国税庁は、「令和6年分 年末調整の仕方」等を公表しました。令和6年分所得税について、定額による所得税の特別控除(以下「定額減税」)が実施されています。年末調整の際には、年末調整時点の定額減税の額(以下「年調減税額」)を算出し、年間の所得税の計算を行います。
Q年末調整の際に定額減税の対象となる人とは。
A年末調整の対象となる人が、原則として、年調所得税額から年調減税額を控除する年調減税の対象者となります。ただし、年末調整の対象となる人のうち、給与所得以外の所得を含めた合計所得金額が1,805円を超えると見込まれる人については、年調減税額を控除しないで年末調整を行うことになります。
※年末調整において合計所得金額が1,805円をこえるかどうか確認する際には、基礎控除申告書などにより把握した合計所得金額を用います。
※年少扶養親族は扶養控除の対象となりませんが、年調減税額の計算の対象になります。
Q年調減税額の計算方法は。
年調減税額は、本人30,000円と、同一生計配偶者と扶養親族1人につき30,000円との合計額となります。

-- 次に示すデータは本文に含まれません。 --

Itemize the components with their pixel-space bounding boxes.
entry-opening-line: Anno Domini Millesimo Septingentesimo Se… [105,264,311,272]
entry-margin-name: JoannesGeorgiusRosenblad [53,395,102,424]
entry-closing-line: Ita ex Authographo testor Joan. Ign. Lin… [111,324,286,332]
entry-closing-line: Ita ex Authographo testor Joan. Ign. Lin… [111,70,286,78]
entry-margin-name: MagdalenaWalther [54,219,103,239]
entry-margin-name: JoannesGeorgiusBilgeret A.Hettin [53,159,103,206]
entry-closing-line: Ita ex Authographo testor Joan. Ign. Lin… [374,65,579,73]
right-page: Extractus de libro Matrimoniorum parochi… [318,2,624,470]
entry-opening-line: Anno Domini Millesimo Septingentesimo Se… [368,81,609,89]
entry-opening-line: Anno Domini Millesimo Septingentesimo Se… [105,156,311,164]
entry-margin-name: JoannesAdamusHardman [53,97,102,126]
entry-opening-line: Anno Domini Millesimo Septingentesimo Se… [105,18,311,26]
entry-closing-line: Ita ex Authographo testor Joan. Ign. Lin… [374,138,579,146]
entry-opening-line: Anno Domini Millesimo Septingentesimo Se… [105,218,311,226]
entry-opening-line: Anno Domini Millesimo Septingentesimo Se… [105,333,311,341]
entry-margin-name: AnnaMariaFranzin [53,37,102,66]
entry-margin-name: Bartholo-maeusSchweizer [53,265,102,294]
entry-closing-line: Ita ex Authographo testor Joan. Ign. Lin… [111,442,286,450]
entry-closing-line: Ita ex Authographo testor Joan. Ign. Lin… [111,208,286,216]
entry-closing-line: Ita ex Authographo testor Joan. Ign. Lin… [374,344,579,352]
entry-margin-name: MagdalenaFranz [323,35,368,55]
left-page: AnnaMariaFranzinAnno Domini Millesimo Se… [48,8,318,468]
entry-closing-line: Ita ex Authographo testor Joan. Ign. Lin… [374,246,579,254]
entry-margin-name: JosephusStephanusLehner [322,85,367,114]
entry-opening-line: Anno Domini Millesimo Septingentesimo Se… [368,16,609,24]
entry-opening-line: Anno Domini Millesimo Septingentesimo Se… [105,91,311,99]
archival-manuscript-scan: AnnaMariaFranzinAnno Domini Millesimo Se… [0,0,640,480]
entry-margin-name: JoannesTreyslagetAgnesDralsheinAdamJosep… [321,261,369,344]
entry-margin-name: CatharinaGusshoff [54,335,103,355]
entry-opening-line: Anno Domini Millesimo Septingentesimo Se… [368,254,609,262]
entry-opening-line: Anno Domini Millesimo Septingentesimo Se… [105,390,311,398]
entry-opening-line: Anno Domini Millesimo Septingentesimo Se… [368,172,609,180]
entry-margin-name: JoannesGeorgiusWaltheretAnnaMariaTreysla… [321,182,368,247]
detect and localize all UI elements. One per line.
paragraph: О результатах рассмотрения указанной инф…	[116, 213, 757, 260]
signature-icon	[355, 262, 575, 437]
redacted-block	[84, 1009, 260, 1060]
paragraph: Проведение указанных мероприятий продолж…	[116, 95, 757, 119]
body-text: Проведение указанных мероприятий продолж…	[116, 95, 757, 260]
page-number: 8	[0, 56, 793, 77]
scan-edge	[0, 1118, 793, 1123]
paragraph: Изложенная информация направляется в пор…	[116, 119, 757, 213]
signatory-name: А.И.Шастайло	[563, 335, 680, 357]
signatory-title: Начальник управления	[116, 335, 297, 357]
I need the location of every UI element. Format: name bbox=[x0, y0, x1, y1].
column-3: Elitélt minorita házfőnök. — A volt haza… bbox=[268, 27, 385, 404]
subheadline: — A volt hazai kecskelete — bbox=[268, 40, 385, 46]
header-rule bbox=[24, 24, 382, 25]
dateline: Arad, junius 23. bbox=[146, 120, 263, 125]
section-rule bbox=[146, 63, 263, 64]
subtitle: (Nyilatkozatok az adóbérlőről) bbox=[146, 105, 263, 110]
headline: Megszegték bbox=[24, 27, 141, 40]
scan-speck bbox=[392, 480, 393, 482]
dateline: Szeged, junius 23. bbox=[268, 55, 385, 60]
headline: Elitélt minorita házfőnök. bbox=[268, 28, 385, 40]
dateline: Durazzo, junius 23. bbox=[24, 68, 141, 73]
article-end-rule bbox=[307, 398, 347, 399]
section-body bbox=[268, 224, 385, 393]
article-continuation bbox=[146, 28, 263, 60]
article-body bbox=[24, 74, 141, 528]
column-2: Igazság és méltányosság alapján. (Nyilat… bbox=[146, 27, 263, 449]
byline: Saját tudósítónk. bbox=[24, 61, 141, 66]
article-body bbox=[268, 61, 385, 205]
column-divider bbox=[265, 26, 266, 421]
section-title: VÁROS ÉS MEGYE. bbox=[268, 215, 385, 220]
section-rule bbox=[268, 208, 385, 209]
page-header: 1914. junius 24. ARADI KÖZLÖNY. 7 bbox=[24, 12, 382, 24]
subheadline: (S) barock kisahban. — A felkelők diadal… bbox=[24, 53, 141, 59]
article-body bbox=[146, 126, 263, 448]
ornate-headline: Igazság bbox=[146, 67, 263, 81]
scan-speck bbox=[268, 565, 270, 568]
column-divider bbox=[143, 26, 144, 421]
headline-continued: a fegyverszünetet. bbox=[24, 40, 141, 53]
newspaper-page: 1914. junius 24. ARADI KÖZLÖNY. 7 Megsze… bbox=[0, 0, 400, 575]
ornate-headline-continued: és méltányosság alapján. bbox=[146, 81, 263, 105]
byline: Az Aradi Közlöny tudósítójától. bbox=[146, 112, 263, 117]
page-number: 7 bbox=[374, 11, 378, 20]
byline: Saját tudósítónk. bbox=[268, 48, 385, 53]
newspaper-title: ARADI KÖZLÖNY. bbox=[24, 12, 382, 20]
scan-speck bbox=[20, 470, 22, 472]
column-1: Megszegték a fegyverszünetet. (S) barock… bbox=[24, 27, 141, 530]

※「扶養控除等(異動)申告書」や「配偶者控除等申告書」などから、年末調整を行う時の現況による同一生計配偶者の有無及び扶養親族の人数を確認することになります。
なお、同一生計配偶者を年調減税額の計算に含めるためには、「配偶者控除等申告書 兼 年末調整に係る定額減税のための申告書」にその配偶者を記載して提出する必要があります。
Q年調減税額の控除
年調減税額の控除は、住宅借入金等特別控除後の所得税額(年調所得税額)から、その住宅借入金特別控除後の所得税額を限度に行います。
Q年末調整の結果、控除しきれなかった年調減税額については、令和7年1月以降に支給される給与等に係る源泉徴収税額から控除しますか。
年末調整の結果、控除しきれなかった年調減税額については、源泉徴収票に年調減税額の控除外額と記載し、令和7年1月以降に支給される給与等に係る源泉徴収税額からは控除しません。
Q年末調整を了した後に作成する源泉徴収票には、定額減税額等をどのように記載しますか。
給与所得の源泉徴収票の適用欄に、実際に控除した年調減税額を「源泉徴収時所得税減税控除済額×××円」、控除しきれなかった金額を「控除外額×××円」(控除しきれなかった金額がない場合は「控除外額0円」)と記載します。
合計所得金額が1,000万円超である居住者の同一生計配偶者(以下「非控除対象配偶者」)分を年調減税額の計算に含めた場合には、上記に加えて「非控除対象配偶者減税有」と記載します。
(記載例)年末調整を行った一般的な場合
源泉徴収時所得税減税控除済額×××円、控除外額×××円
Q令和6年分の給与の収入金額が2,000万円以下となりますが、給与以外の収入があり令和6年分の合計所得金額が1,805万円を超える給与所得者の源泉徴収票には、定額減税額等をどのように記載しますか。
年末調整の対象となる給与所得者については、源泉徴収票への定額減税額等の記載が必要です。
なお、給与以外の収入があり令和6年分の合計所得金額が1,805万円を超える人は、定額減税の対象とならないため、「給与所得の源泉徴収票」の「(適要)欄」には「源泉徴収時所得税額減税控除額0円、控除外額0円」と記載してください。
Q. 年調減税を計算するに当たって、給与所得者から新たに申告書を提出してもらう必要がありますか。
A. 年調減税額の計算に含める同一生計配偶者の有無や扶養親族の人数については、その給与所得者の提出した扶養控除等申告書や配偶者控除等申告書で把握することになっています。
さらに、令和6年中の所得金額の見積額が1,000万円超の給与所得者の同一生計配偶者について、年調減税額の計算に含める場合には、「年末調整に係る申告書」を年末調整時までに提出する必要があります。
各種申告書・記載例(扶養控除等申告書など)|国税庁 (nta.go.jp)
※基礎控除申告書などの提出がなく、給与所得者の合計所得金額の見積額の確認ができない場合は、給与所得者から給与所得者の合計所得金額の見積額の通知を受け、給与所得者が年調減税の対象か判断することになります。なお、この通知については、口頭やメール等で行っても差し支えありません。
Q令和6年6月の時点で扶養親族であった親族が、年の中途で亡くなりました。年調減税額の計算に含めますか。
令和6年6月の時点では扶養親族であった親族が、年の中度で死亡した場合については、その死亡の日の現況で扶養親族であると判定されるのであれば、年調減税額の計算に含めることとされています。